An obvious advantage of using drug repurposing lies in the relatively low cost, low risk, and time efficiency compared to discovering new drugs since no additional safety approval is needed for existing drugs [20]. A major advantage of the ontology-based approach is the capacity to computationally identify the hidden information among entities and their relations [21]. The use of ontology in drug repurposing to a large extent benefits mining hierarchical and complex information such as gene, disease, drug, phenotype, and symptom. In psychiatric disorders, symptoms and phenotypes contain important information for determining the individual diseases. The expected outcome can be accrued when linking these data sources with drug and gene. However, there are a small number of complete and comprehensive knowledge bases that can be used for linking gene, drug, disease, phenotype, and symptom. This has become a barrier when attempting to locate a candidate drug for two diseases that share some aspects of similarity in symptoms, phenotypes, and genes. In this regard, the ontology plays a role in constructing a semantic web that links data from different sources. Incorporating with DL reasoning, ontology can largely enrich the effectiveness and efficiency of discovering linked data [22].

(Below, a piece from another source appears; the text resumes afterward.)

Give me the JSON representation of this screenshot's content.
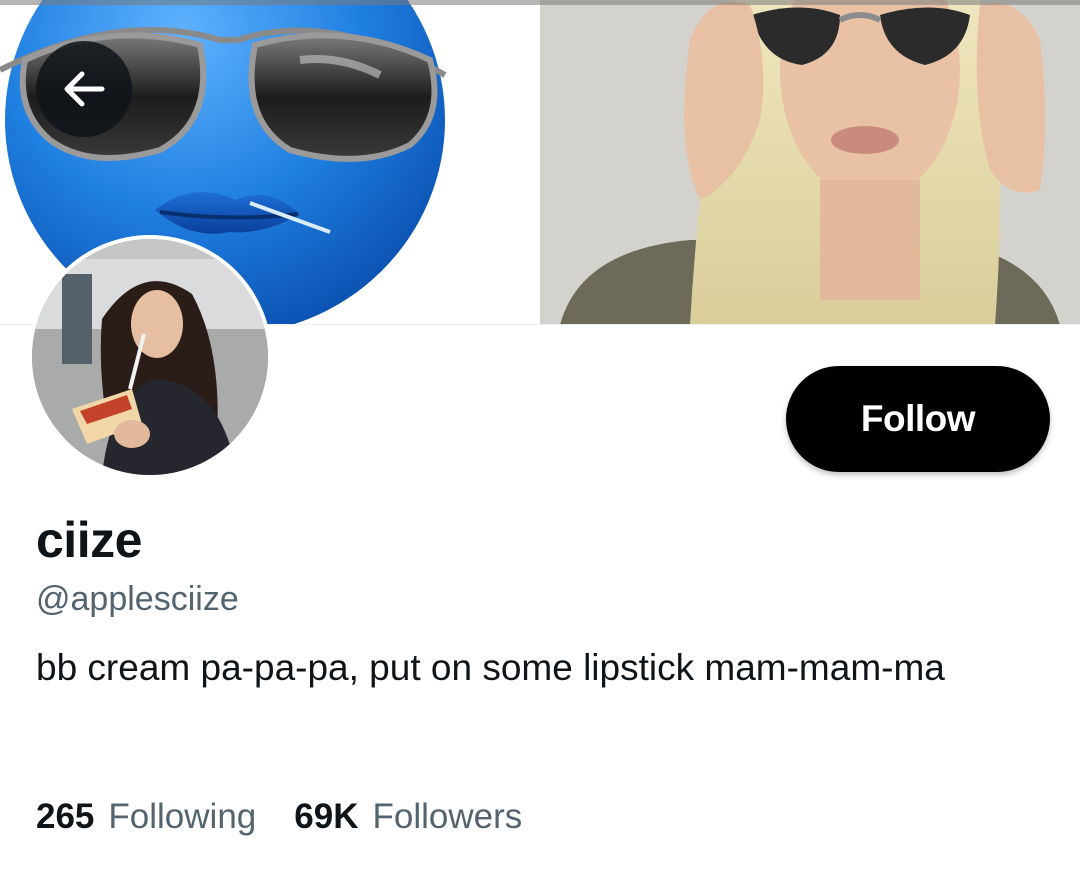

During the semantic reasoning, we discovered a pivotal role symptoms and phenotypes play when positioning candidate drugs between similar diseases. The etiology of the psychiatric disorder is elusive due to the phenotypic heterogeneity and symptom complexity [23, 24]. For example, it remains challenging to properly define genotypes to detect target genes for certain psychiatric disorders. The linkage studies provide suggestive evidence of detecting candidate genes and drugs for diseases, which has been recognized as a key to discovering effective drugs in psychiatric disorders [23]. These studies resulted a large portion of research outcomes documented in semantics, such as literature and gene ontology [25], even though the data is usually incomplete and in low quality. This situation has become a challenge for data integration and knowledge discovering. In our view, ontology is a promising approach to underpin the linked semantic data.

A discussion over our evaluation results reveals rich information beyond drug-gene-disease associations. For example, there are plenty of ongoing or completed clinical trials (may contain a very few of clinical trials with unknown status) on antiepileptic and aim either bipolar disorder (118 clinical trials) or epilepsy (531 clinical trials). Meanwhile, the PubMed search result shows 328 entries that contain drug names and the two diseases simultaneously, whereas the PharmGKB only indicates the association between epilepsy and the drug. The resulted discrepancy between different data sources implies missing knowledge between individual data sources.

The present work should be interpreted within the context of its limitations. First, although we validated the results through matching information retrieved from multiple credible sources, a secondary review from clinical experts can make the evaluation, even more, convincing. Second, under the present framework, the most challenging part lies in encoding symptom information from heterogeneous data sources (e.g. literature and medical data) since they are in lace of a unified medical vocabulary and effective coding system for data alignment and disambiguation. Third, there is also a need for a commonly recognized data repository for the associations between symptom and phenotype [26]. Fourth, there are a number of inferred drugs that are either used for the two diseases already or fail on face value. Therefore, a follow-up method to select exact drugs will benefit the goal of drug repurposing.